Tigers make case for screens after fan hit by ball

Chris McCosky
The Detroit News

Detroit — Justin Verlander has been advocating for change on this issue for a long time. He’s even tried to bring it up to the MLB players’ association.

“It’s something that needs to be addressed. Immediately,” he said.

His point was never more illuminated than it was in the eighth inning Friday night. Left-handed hitting Anthony Gose was tardy on a 96 mph fastball from Rangers pitcher Keone Kela and laced a low line drive that just cleared the Tigers dugout and struck a female fan in the side of the head.

The game was delayed some seven minutes while paramedics tended to her. She was eventually carried out on a stretcher. She was conscious and transported to Detroit Receiving Hospital for X-rays and further testing.

“It seems like something happens once a game where a ball just misses a fan, and inevitably it seems like it’s small kids or women,” Verlander said. “It’s something that needs to be looked at. Hopefully it doesn’t get to a point where something really serious happens before there’s an adjustment made.
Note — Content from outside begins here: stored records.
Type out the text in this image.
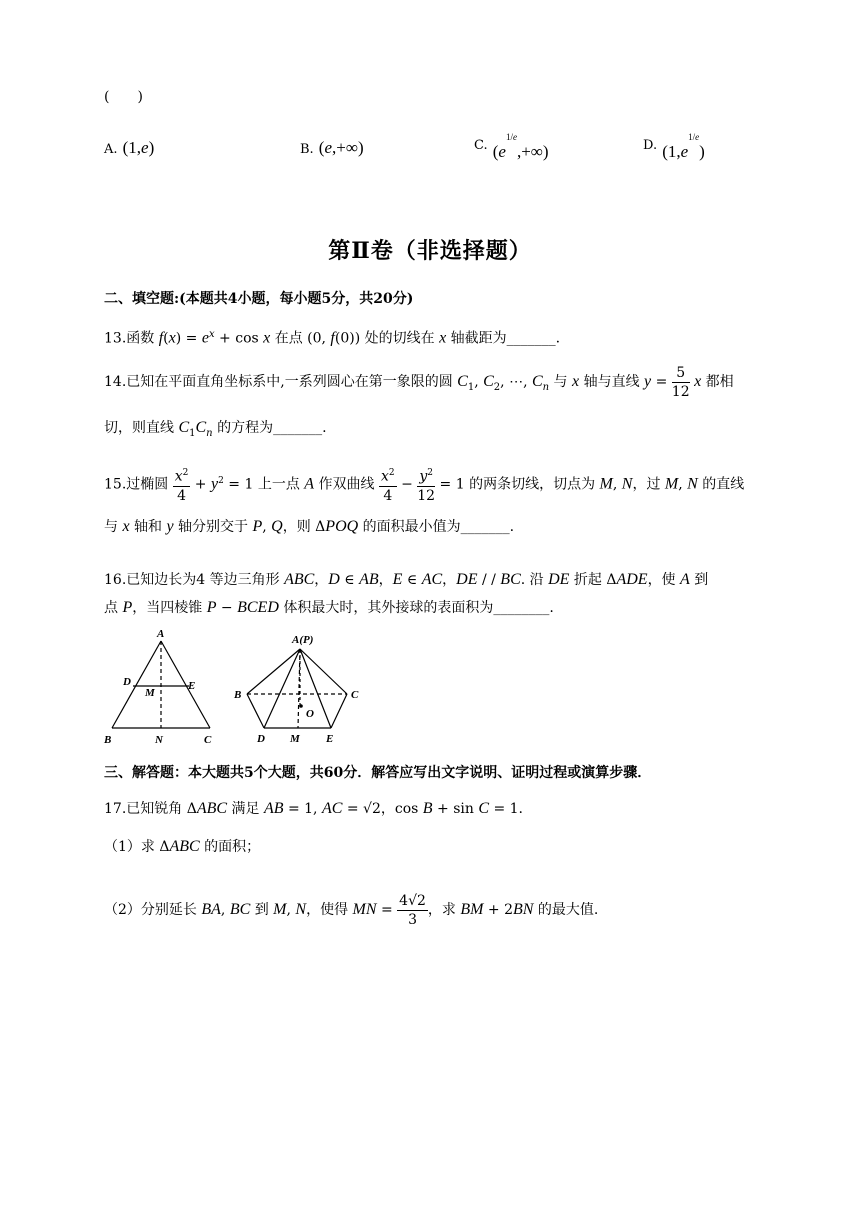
(　　)
A. (1,e)	B. (e,+∞)	C. $(e^{1/e},+\infty)$	D. $(1,e^{1/e})$
第Ⅱ卷（非选择题）
二、填空题:(本题共4小题，每小题5分，共20分)
13.函数 $f(x) = e^x + \cos x$ 在点 (0, f(0)) 处的切线在 x 轴截距为_______.
14.已知在平面直角坐标系中,一系列圆心在第一象限的圆 $C_1$, $C_2$, ⋯, $C_n$ 与 x 轴与直线 $y = \frac{5}{12}$ x 都相
切，则直线 $C_1C_n$ 的方程为_______.
15.过椭圆 $\frac{x^2}{4} + y^2 = 1$ 上一点 A 作双曲线 $\frac{x^2}{4} - \frac{y^2}{12} = 1$ 的两条切线，切点为 M, N，过 M, N 的直线
与 x 轴和 y 轴分别交于 P, Q，则 ΔPOQ 的面积最小值为_______.
16.已知边长为4 等边三角形 ABC，D ∈ AB，E ∈ AC，DE / / BC. 沿 DE 折起 ΔADE，使 A 到
点 P，当四棱锥 P − BCED 体积最大时，其外接球的表面积为________.
A
D
M
E
B	N	C
A(P)
B	C
O
D M E
三、解答题：本大题共5个大题，共60分．解答应写出文字说明、证明过程或演算步骤．
17.已知锐角 ΔABC 满足 AB = 1, AC = √2，cos B + sin C = 1.
（1）求 ΔABC 的面积；
（2）分别延长 BA, BC 到 M, N，使得 MN = $\frac{4√2}{3}$ ，求 BM + 2BN 的最大值.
“That kind of thing happened in hockey. I think baseball needs to make an adjustment in a hurry.”

Verlander and other Tigers players think it’s time to extend protective netting to ends of the dugouts.

“I think you can extend them a little bit, and they don’t have to be super high,” Verlander said. “We have enough stats in this game, I think you can break down numbers and say ‘OK this is where you’re really in danger of the hard hit line drive, the low line drive that just misses the dugout.’

“I think the ones hit much higher than that are usually popped up or you’re not really in danger. But those low liners, they catch us off guard in the dugout and we’re major league baseball players. We still get hit. So, everybody else can be in serious danger.”

Part of baseball’s appeal is how close fans get to be to the game and the argument against extending the netting is that intimacy would be lost.

“Even if it is taken away, I think the safety of the fans is more important,” Nick Castellanos said. “I’m praying that lady is OK, and I know she wishes that net was up tonight.”

Castellanos is a proponent of the netting being extended at all levels of baseball.

“I remember in West Michigan, field-trip days — I’ve seen kids get hit, I’ve seen multiple fans get hit,” he said. “I don’t know what the cause is, why they haven’t done it yet, but I think for the safety of the fans, it’s necessary.

“If today doesn’t get nets up, what else is it going to take? I mean, look what happened in Boston to the lady that got hit with the broken bat. What else has to happen for nets to go up?”